Vardit Ravitsky named president of The Hastings Center

Vardit Ravitsky, professeure titulaire de bioéthique au Département de médecine sociale et préventive de l’École de santé publique de l’Université de Montréal (ESPUM)

Vardit Ravitsky, professeure titulaire de bioéthique au Département de médecine sociale et préventive de l’École de santé publique de l’Université de Montréal (ESPUM)

In 5 seconds

The UdeM professor has been tapped to lead one of the world's most prestigious institutes for basic research in bioethics.

Vardit Ravitsky, a professor of bioethics in the Department of Social and Preventive Medicine at Université de Montréal’s School of Public Health, will become the new president of The Hastings Center on Sept. 1.

Based in Garrison, an hour's drive north of New York City on the Hudson River, the Center is an independent bioethics research institute that studies social and ethical issues in health care, science, the environment and technology.

Ravitsky is an internationally renowned scholar interested in the ethical, legal and social implications of emerging technologies.

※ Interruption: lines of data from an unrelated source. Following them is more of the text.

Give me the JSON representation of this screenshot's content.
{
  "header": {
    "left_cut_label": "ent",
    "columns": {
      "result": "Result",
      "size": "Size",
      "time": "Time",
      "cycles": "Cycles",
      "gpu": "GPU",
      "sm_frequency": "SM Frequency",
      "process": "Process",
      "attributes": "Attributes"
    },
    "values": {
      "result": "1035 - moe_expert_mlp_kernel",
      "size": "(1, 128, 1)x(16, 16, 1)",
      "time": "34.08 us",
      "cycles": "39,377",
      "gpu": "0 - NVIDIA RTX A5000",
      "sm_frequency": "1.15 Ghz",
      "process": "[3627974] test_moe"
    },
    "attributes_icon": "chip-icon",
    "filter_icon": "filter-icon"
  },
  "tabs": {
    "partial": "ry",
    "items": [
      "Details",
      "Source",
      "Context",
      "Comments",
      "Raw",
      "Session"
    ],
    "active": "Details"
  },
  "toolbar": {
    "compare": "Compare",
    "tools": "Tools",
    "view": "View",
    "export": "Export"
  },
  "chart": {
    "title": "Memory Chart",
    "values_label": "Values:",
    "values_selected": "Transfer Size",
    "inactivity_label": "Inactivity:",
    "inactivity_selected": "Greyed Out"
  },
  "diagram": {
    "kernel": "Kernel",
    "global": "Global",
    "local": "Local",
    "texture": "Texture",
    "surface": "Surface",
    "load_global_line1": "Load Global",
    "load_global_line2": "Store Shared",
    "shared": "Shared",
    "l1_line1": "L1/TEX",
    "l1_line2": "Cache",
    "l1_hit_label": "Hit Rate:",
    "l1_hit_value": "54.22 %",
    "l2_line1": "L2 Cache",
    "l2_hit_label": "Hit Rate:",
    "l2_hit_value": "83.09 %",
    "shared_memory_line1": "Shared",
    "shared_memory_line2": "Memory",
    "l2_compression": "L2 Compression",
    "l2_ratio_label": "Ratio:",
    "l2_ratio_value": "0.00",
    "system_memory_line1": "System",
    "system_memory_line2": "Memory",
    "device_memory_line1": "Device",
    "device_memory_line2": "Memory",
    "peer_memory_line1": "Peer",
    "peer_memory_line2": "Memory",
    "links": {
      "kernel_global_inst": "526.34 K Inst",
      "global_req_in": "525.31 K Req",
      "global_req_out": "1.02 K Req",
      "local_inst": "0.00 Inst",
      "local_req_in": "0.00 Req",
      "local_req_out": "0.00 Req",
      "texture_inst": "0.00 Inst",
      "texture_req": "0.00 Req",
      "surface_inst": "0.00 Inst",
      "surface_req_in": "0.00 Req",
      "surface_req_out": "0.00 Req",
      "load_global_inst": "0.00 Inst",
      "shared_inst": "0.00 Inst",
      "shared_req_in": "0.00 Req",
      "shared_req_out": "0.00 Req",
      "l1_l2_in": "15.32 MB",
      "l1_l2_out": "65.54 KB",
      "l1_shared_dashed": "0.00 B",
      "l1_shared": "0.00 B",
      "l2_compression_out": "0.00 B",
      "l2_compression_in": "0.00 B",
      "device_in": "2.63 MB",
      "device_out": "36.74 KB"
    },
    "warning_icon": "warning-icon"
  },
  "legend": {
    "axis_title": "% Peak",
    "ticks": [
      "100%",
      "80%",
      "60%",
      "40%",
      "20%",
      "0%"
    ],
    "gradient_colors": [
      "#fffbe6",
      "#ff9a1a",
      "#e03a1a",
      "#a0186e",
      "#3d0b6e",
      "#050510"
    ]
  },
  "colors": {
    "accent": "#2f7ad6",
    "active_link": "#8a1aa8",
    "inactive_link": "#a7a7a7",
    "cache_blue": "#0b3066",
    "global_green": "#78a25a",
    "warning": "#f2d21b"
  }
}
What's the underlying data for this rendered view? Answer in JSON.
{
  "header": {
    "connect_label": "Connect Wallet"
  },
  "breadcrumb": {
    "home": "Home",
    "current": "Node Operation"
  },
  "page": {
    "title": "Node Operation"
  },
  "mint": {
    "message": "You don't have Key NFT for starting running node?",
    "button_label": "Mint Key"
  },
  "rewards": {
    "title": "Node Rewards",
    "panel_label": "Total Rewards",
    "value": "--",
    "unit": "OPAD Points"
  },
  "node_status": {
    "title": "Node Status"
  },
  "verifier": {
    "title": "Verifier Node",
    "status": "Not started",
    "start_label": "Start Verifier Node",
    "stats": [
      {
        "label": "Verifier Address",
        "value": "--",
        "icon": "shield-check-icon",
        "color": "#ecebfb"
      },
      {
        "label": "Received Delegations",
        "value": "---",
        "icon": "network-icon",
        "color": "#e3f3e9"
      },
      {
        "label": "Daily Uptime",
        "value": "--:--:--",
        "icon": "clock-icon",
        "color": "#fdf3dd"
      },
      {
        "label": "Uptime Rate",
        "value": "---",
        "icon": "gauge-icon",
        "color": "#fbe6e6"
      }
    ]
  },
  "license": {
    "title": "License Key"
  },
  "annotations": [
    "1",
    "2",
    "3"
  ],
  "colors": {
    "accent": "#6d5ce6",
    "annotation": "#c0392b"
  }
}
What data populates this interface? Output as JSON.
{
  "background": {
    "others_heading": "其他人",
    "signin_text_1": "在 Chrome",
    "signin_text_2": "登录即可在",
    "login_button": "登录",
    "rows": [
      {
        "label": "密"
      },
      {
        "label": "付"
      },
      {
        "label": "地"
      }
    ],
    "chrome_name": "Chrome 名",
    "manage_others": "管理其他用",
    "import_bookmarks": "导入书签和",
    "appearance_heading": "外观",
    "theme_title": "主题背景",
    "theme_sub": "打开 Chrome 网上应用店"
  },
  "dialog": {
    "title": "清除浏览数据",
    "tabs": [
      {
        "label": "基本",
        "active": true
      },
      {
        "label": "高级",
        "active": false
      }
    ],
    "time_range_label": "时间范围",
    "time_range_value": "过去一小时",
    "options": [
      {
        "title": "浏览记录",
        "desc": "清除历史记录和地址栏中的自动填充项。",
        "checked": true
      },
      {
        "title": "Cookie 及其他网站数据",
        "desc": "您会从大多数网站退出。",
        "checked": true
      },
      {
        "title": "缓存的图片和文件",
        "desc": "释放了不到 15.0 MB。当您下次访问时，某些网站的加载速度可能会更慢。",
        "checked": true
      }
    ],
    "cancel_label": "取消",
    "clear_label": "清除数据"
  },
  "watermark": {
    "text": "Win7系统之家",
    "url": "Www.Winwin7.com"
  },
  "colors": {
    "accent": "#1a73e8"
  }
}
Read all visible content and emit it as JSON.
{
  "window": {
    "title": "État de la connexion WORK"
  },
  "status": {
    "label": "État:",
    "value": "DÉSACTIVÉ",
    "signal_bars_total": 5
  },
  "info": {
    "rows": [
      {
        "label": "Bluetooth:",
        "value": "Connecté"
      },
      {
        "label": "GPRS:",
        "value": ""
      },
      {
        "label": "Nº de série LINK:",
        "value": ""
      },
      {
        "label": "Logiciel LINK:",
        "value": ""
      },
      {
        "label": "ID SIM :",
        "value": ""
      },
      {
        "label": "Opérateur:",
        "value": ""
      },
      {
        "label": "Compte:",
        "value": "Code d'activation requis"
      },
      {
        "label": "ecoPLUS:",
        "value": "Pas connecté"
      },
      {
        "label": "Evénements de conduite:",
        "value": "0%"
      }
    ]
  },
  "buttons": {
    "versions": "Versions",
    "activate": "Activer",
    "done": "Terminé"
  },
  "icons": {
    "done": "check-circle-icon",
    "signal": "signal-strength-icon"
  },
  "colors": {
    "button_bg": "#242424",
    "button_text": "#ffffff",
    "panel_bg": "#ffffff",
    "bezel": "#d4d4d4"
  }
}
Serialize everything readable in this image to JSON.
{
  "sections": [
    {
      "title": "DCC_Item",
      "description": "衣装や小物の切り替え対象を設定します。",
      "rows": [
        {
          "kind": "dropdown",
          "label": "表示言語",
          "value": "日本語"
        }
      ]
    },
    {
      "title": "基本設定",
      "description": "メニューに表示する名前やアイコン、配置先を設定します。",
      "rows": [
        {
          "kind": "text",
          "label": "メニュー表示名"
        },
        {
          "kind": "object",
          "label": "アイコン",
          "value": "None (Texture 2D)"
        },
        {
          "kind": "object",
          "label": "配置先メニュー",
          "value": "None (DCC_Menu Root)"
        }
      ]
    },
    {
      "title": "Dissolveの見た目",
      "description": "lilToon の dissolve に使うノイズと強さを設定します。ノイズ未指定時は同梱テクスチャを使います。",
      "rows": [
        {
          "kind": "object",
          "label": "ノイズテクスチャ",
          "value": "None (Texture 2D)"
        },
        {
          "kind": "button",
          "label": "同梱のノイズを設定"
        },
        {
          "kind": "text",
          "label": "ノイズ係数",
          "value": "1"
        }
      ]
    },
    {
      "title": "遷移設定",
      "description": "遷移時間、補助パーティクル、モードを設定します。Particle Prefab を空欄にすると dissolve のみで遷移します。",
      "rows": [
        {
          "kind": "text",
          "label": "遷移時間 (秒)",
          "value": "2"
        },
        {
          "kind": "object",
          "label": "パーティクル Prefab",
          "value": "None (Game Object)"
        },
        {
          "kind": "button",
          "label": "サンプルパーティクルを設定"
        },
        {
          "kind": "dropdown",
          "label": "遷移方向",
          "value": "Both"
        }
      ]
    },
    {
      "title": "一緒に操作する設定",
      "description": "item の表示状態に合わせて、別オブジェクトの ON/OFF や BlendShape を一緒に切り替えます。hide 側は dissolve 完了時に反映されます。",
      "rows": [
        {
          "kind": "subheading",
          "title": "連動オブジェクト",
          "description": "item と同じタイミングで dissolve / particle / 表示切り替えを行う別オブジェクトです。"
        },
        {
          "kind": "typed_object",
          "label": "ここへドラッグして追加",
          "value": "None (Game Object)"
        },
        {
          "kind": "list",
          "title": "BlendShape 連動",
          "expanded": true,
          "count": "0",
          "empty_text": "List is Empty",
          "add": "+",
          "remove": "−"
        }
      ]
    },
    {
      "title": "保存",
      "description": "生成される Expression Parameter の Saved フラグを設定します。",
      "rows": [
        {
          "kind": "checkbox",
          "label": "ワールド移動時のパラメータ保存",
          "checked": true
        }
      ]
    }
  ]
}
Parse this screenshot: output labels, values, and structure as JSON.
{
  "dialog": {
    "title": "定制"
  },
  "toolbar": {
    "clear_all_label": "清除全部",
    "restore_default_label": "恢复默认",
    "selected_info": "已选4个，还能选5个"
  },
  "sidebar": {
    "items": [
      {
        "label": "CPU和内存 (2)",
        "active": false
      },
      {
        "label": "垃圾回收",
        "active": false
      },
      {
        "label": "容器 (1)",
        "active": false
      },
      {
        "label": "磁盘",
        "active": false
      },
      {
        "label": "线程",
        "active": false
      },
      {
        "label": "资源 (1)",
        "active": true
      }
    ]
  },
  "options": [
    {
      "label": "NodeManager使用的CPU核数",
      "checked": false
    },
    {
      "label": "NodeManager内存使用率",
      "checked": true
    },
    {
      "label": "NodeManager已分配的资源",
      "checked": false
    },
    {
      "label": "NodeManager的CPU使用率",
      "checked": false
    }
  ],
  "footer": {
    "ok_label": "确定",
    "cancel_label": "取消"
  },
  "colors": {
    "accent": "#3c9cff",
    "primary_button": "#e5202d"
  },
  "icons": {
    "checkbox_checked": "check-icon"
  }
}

She is a fellow of the Canadian Academy of Health Sciences and director of the ethics and health unit at UdeM’s Ethics Research Centre. She chaired the Pierre Elliott Trudeau Foundation's COVID-19 impact committee. In her frontline roles, she has championed equity and the interests of vulnerable populations.

We spoke with her about her appointment.

What is bioethics and why is it important?

Bioethics is the study of the ethical, social, legal and political issues related to biomedicine and human health. It is critically important because new technologies that have a significant impact on our lifestyles and health care, such as gene editing and artificial intelligence, are constantly emerging. We are often uncertain about how they should be used and we need ethical principles to guide us. We need bioethics as patients, as families and communities, as clinicians, as policymakers, and more broadly as a global society.

Without bioethical input, for example, gene sequencing could expose individuals to risks such as invasion of privacy and discrimination, organ donors could be pressured to donate their organs without proper consent, participants in research studies in low-income countries could be exploited, new technologies could be made available to the wealthy and exacerbate social inequalities, or public health measures such as quarantines could infringe on fundamental freedoms in ways that are not warranted.

Bioethical principles are therefore necessary to ensure we can all benefit from scientific progress while being protected from harm.

What do you hope to accomplish at The Hastings Center?

The Hastings Center is an institute that has been instrumental in creating and developing the field of bioethics since the 1960s.

Its president must have a systemic perspective that cuts across the multiple branches of bioethics. I hope to help steer our field towards grappling with the emerging issues that will shape the future of biomedicine and impact the well-being of humanity.

What will be your priority themes in your new position?

For decades, bioethics has focused on the delivery of health care to individual patients and the protection of participants in research studies. I hope to promote a broader vision of bioethics that includes collective considerations. This is a timely topic as we emerge from a pandemic that has shown us the critical importance of public health and how we are all interconnected.

For example, we should consider what ethical frameworks should guide our public health policies: what an equitable distribution of resources amounts to, what global justice demands of rich countries, how the climate crisis will impact human health, what bioethical principles should be applied in addressing it, and how AI should be incorporated into health care and biomedical research.

Can your appointment help promote bioethics here?

I intend to stay in close contact with the Canadian bioethics community and to continue collaborating with Université de Montréal. UdeM’s School of Public Health is a leader in bioethics in the French-speaking world. It is one of the few institutions in Canada to offer a graduate program in bioethics and the only one to offer master's and doctoral degrees specifically in bioethics.

My appointment as president of The Hastings Center is a strategic opportunity for UdeM to connect with one of the world's leading bioethics research centres, to facilitate research collaborations and exchanges, and to highlight Quebec's unique contribution to bioethics, an innovative and growing global field of study and practice.